It was great to catch up with a former co-worker at the largest restaurant company in the world, Alex Raitz. Alex and I worked in the Information Security department there. Alex installed Splunk for some log file monitoring we needed to do and he got so adept at scripting with the tool and interacting on the Splunk forums, Splunk offered him a job and Alex migrated from Louisville, Kentucky to San Francisco California.
Splunk recently announced XenServer support so I asked Alex to answer some questions about Splunk and how it can really help with monitoring virtual servers and hosts.
Q: Often Splunk is associated with being just security tool. Why do IT server administrators want this for their virtualization platform?
A: It is funny that Splunk has that image! Application and server availability is actually our predominant use case, with security and compliance a good way behind.
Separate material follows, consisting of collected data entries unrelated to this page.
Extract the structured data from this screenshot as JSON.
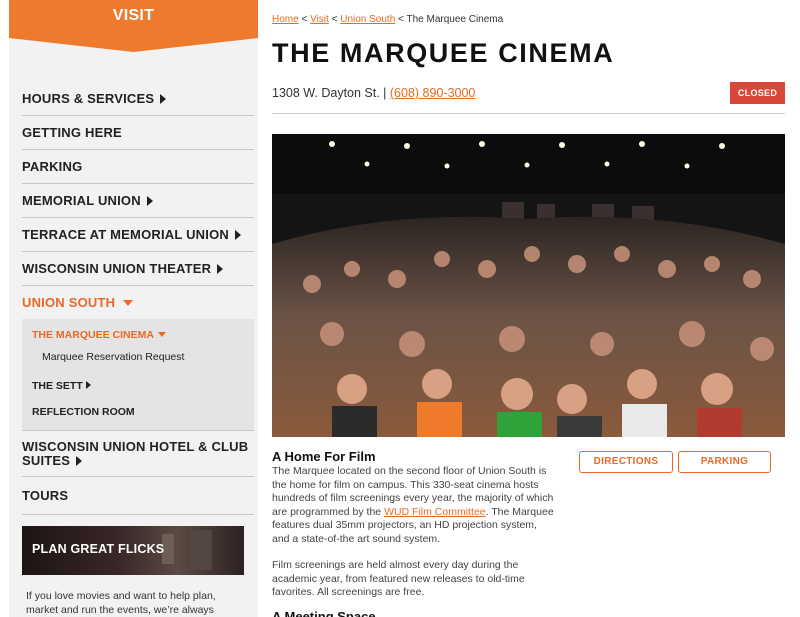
{
  "sidebar": {
    "banner": "VISIT",
    "items": [
      {
        "label": "HOURS & SERVICES"
      },
      {
        "label": "GETTING HERE"
      },
      {
        "label": "PARKING"
      },
      {
        "label": "MEMORIAL UNION"
      },
      {
        "label": "TERRACE AT MEMORIAL UNION"
      },
      {
        "label": "WISCONSIN UNION THEATER"
      },
      {
        "label": "UNION SOUTH"
      },
      {
        "label": "WISCONSIN UNION HOTEL & CLUB SUITES"
      },
      {
        "label": "TOURS"
      }
    ],
    "subitems": {
      "marquee": "THE MARQUEE CINEMA",
      "reservation": "Marquee Reservation Request",
      "sett": "THE SETT",
      "reflection": "REFLECTION ROOM"
    },
    "promo": {
      "title": "PLAN GREAT FLICKS",
      "text": "If you love movies and want to help plan, market and run the events, we’re always"
    }
  },
  "breadcrumb": {
    "home": "Home",
    "sep1": " < ",
    "visit": "Visit",
    "sep2": " < ",
    "union_south": "Union South",
    "current": " < The Marquee Cinema"
  },
  "page": {
    "title": "THE MARQUEE CINEMA",
    "address": "1308 W. Dayton St. | ",
    "phone": "(608) 890-3000",
    "status": "CLOSED"
  },
  "content": {
    "heading": "A Home For Film",
    "p1_a": "The Marquee located on the second floor of Union South is the home for film on campus. This 330-seat cinema hosts hundreds of film screenings every year, the majority of which are programmed by the ",
    "p1_link": "WUD Film Committee",
    "p1_b": ". The Marquee features dual 35mm projectors, an HD projection system, and a state-of-the art sound system.",
    "p2": "Film screenings are held almost every day during the academic year, from featured new releases to old-time favorites. All screenings are free.",
    "heading2": "A Meeting Space"
  },
  "buttons": {
    "directions": "DIRECTIONS",
    "parking": "PARKING"
  },
  "colors": {
    "accent": "#e86a26",
    "closed": "#d9473a"
  }
}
Splunk has a number of advantages when used with virtualization platforms. The biggest advantage that we have over traditional database-oriented tools is that we can take in any unstructured data with minimal configuration, including multiline outputs from tools or scripts. When you have a number of different OS on multiple virtualization platforms, the ability to index new types of data without extending a database schema or spending a day on configuration is huge.
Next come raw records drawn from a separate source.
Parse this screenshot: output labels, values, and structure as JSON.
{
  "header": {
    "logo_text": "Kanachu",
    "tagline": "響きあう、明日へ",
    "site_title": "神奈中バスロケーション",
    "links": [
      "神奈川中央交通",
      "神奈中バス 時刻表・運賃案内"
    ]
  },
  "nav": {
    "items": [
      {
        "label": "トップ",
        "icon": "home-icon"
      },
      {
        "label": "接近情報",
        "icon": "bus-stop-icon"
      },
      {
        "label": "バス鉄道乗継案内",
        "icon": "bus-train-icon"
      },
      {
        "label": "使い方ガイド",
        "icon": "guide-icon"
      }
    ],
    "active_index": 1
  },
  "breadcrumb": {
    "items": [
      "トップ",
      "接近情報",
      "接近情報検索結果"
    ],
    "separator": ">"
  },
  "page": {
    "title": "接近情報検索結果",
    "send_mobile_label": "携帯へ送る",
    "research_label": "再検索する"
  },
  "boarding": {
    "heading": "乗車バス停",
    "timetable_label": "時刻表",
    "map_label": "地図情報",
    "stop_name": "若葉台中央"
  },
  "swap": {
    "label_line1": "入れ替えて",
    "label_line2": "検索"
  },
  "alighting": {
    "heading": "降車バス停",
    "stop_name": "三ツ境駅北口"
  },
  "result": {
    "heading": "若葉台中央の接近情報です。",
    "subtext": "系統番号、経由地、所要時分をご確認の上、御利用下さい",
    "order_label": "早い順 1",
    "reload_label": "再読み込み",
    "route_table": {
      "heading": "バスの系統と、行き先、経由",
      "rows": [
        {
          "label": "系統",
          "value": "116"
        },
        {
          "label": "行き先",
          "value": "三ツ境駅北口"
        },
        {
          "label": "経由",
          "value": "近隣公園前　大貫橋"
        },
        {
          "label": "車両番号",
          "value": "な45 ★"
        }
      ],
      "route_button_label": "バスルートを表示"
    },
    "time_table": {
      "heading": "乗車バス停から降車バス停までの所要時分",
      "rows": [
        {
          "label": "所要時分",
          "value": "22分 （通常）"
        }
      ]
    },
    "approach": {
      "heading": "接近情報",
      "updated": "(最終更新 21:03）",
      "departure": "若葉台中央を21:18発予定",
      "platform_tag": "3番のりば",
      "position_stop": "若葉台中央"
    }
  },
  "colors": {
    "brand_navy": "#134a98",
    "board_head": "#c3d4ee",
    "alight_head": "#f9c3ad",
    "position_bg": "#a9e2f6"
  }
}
Another huge advantage is that our licensing model is built on total volume indexed rather than number or hosts or interfaces. Thus, in the typical virtual environment where VM’s are allocated generously, it is significantly more cost effective to use Splunk than tools that are licensed per host.
Q: How does it function on the XenServer Platform?
A: Our integration with XenServer is a great example of how Splunk can add value. Using what we call a scripted input, we connect via python to the Xen API, grab configuration, metrics, status, process, audit, and other IT data, and consume this data into our index.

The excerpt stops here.